Briefe an die Herausgeber vom 28. November 2023

briefe an die herausgeber vom 28. november 2023

Brice Marden, Masking Drawing 5, 1984,Öl, Tusche, Gouache und Grafit auf Papier

Zugang nur gegen Zahlung?

Der am 13. November in der F.A.Z. veröffentlichte Beitrag ,,Anker der Demokratie?“ der Professoren Grotz und Schroeder ist für seine umfassende und sachliche Darstellung der ­Thematik des öffentlich-rechtlichen Rundfunks (ÖRR) zu loben. Er greift die aktuellen Kritiken auf, die sich natürlich namentlich an dem skandalösen Gebaren der Führungsetage des Rundfunks Berlin-Brandenburg festmachen, das, wie der Beitrag mit Recht feststellt, dazu geführt hat, dass ,,die Forderung nach Reformen nochmals an Emotionalität und Schärfe gewonnen hat“. Zu nennen wäre in Bezug auf das ZDF der, vorsichtig ausgedrückt, erstaunliche Versuch des Senders, durch Zahlung eines signifikanten Schweigegeldes die – im Ergebnis erfolgreiche – Klage gegen eine offenkundig diskriminierende Vergütungspraxis abzuwenden. Dankenswert ist auch die ausführliche Darstellung von Ansätzen zur Reform des ÖRR.

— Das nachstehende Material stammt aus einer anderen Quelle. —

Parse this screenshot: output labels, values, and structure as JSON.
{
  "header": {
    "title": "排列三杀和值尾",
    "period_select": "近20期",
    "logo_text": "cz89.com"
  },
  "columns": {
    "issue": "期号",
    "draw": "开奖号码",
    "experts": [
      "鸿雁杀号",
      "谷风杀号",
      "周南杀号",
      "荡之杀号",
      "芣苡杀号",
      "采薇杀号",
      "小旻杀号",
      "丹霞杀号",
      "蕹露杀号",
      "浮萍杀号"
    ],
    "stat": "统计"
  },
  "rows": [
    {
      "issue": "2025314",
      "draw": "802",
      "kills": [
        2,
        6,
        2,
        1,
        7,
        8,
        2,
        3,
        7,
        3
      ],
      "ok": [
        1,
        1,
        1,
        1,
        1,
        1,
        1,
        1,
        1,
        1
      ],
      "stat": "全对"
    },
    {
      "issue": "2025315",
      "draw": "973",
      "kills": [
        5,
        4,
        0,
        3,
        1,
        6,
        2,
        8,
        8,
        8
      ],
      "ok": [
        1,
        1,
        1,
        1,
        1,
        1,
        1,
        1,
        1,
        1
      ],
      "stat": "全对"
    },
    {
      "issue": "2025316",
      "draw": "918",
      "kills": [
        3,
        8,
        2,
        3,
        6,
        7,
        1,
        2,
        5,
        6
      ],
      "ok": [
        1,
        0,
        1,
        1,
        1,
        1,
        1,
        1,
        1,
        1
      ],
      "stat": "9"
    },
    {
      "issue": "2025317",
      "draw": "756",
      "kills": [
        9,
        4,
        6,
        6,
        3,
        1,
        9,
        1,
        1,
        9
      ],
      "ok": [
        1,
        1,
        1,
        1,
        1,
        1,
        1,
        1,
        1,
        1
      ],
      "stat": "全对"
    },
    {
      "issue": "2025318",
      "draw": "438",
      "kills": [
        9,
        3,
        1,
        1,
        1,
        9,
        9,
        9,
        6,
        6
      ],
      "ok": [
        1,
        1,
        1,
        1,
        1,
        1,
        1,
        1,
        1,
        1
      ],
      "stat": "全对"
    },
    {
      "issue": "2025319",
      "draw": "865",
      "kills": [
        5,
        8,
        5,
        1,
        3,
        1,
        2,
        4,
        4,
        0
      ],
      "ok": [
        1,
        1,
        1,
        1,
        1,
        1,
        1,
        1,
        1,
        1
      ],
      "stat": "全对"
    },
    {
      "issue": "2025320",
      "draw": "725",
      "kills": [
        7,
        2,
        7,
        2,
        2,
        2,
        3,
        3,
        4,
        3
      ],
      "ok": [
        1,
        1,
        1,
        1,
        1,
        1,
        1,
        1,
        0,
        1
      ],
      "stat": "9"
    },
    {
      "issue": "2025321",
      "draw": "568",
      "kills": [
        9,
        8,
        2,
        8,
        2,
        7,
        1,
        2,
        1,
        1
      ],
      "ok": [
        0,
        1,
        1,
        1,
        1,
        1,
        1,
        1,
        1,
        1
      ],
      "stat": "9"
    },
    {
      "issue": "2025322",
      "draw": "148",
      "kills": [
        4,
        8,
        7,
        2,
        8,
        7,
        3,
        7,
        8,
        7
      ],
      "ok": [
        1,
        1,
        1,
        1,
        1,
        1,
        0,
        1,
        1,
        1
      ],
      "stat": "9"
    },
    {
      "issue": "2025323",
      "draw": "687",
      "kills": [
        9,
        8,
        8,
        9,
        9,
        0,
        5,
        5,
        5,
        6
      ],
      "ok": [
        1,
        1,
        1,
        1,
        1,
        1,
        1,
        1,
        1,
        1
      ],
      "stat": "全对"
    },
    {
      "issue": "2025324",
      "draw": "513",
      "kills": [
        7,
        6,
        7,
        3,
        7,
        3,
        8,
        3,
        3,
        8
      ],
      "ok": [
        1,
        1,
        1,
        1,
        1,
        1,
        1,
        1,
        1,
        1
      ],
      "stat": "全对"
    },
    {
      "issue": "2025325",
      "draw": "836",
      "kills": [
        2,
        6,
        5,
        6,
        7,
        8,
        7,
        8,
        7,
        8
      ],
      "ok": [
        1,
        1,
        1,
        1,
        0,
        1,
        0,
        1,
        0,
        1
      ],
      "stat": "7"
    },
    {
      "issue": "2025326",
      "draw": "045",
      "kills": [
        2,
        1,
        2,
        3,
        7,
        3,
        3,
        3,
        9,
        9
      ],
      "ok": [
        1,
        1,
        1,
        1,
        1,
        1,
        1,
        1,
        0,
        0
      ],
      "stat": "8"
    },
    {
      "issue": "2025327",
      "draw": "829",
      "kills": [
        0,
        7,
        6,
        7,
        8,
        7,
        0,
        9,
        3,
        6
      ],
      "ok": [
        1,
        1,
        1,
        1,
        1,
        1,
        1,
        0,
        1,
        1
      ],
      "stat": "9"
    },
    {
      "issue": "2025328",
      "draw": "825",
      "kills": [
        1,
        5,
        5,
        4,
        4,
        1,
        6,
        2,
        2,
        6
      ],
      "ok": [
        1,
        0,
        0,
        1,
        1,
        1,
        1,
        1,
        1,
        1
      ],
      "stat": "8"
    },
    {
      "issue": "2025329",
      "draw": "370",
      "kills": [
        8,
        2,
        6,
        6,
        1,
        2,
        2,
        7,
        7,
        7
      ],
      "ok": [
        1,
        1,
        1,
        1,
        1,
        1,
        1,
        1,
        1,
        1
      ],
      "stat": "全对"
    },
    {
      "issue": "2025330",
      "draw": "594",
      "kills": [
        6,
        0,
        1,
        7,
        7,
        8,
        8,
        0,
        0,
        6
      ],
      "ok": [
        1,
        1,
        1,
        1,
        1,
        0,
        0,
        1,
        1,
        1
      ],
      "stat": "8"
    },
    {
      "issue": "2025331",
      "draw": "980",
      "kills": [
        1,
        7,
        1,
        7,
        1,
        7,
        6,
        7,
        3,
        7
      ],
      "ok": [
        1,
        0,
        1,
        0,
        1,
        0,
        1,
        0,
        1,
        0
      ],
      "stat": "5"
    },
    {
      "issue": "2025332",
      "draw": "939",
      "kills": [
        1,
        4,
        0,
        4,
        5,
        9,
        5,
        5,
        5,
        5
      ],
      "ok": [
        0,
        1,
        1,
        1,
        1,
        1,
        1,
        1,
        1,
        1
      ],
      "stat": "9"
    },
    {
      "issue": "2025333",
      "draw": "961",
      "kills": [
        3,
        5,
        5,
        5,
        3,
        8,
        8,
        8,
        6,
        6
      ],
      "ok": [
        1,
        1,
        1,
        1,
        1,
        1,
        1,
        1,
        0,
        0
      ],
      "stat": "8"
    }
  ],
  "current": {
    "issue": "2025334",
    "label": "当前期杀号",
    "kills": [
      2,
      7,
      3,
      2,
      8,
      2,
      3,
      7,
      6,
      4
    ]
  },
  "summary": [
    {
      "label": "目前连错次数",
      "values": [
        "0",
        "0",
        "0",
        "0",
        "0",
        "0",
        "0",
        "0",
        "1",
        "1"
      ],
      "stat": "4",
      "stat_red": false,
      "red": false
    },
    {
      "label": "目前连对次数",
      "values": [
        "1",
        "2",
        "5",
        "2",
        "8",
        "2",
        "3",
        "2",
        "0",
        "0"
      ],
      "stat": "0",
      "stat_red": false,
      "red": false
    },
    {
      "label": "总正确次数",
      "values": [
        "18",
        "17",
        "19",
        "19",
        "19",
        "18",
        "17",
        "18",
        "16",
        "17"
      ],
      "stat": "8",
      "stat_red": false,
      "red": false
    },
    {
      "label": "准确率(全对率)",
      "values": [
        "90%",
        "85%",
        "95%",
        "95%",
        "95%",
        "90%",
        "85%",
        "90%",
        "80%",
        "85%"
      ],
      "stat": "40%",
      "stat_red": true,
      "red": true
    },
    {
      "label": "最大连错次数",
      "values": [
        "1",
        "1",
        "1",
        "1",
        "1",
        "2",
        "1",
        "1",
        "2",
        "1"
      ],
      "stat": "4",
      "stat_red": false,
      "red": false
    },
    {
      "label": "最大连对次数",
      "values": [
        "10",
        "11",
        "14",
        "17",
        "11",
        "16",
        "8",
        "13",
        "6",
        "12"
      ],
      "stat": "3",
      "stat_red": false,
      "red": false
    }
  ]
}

Die dem Beitrag offenkundig zugrunde liegende Prämisse einer vorausgesetzten Existenz des ÖRR wirft indes die Frage auf, ob diese Herangehensweise in einer Zeit, in der ein Angebot an Rundfunk- und Fernsehdienstleistungen im Überfluss besteht, nicht zu kurz gegriffen ist und ob es nicht geradezu ein Gebot einer – gewissermaßen negativen – Meinungsfreiheit ist, dass der Konsument von Rundfunk- (und natürlich Fernseh-) Dienstleistungen die Freiheit besitzen muss, selbst zu entscheiden, ob er das vom ÖRR gemachte Angebot konsumieren möchte oder nicht. Es ist überdies die ständige Berufung des ÖRR auf die Sicherstellung ,,der Qualität“ des Angebotes, die den Stachel der Bevormundung löckt und der sub specie der Meinungsfreiheit als höchst problematisch (beziehungsweise angesichts einzelner hier nicht namentlich zu benennender Sendungen zudem als absolut unfundiert) erscheinen muss. Technisch umzusetzen wäre diese Vorgehensweise damit, die Sender des ÖRR zu sperren und den ­Zugang nur gegen Zahlung einer Benutzungsgebühr zu gewähren. Diese Verfahrensweise würde zugleich sicherstellen, dass der Konsument darüber entscheiden kann, ob er ein gegebenes Angebot an Rundfunk- und Fernsehdienstleistungen finanziell unterstützen will oder nicht. Dem einzelnen Konsumenten wäre hierdurch die Möglichkeit eines ,,opt-out“ aus dem ÖRR gegeben. Anstatt dem Konsumenten diese Entscheidungsfreiheit zu gewähren, hat der ÖRR gewissermaßen eine neue Qualität an Anschluss- und Benutzungszwang etabliert, die den möglichen Konsumenten von Rundfunk- und Fernsehdienstleistungen finanziell nicht nur unabhängig davon in die Pflicht nimmt, ob er das Angebot konsumieren will, sondern sogar unabhängig davon, ob er es überhaupt konsumieren kann, denn die Pflicht zur Zahlung des Rundfunkbeitrages stellt nicht einmal mehr auf das Vorhandensein von Rundfunk- und Fernsehempfängern ab. Das Heranziehen jeder einzelnen Betriebsstätte von Unternehmen ist zudem ein nur allzu durchsichtiges Verfahren zur Maximierung der Einnahmen aus dem Rundfunkbeitrag. Es ist bedauerlich, dass der Beitrag der Herren Grotz und Schroeder zum ,,Anker der Demokratie“ mit Fragezeichen zum Thema der Entscheidungsfreiheit des Konsumenten vollends schweigt. Professor Dr. Klaus Herkenroth, Nordhofen

Ein aufgeblähtes Gebilde

Der mit der Frage „Anker der Demokratie?“ überschriebene Artikel (F.A.Z. vom 13. November) über den öffentlich-rechtlichen Rundfunk (ÖRR) stellt im Weiteren die Frage, wie er künftig „seine Ankerfunktion im demokratischen Mediensystem erfüllen“ kann. Meines Erachtens überhaupt nicht, da der ÖRR mittlerweile ein Angebot unter vielen ist und sich die Gewohnheiten der Mediennutzer gegenüber den Nachkriegsjahren eben durch die Vielzahl der verschiedenen Medien stark geändert haben.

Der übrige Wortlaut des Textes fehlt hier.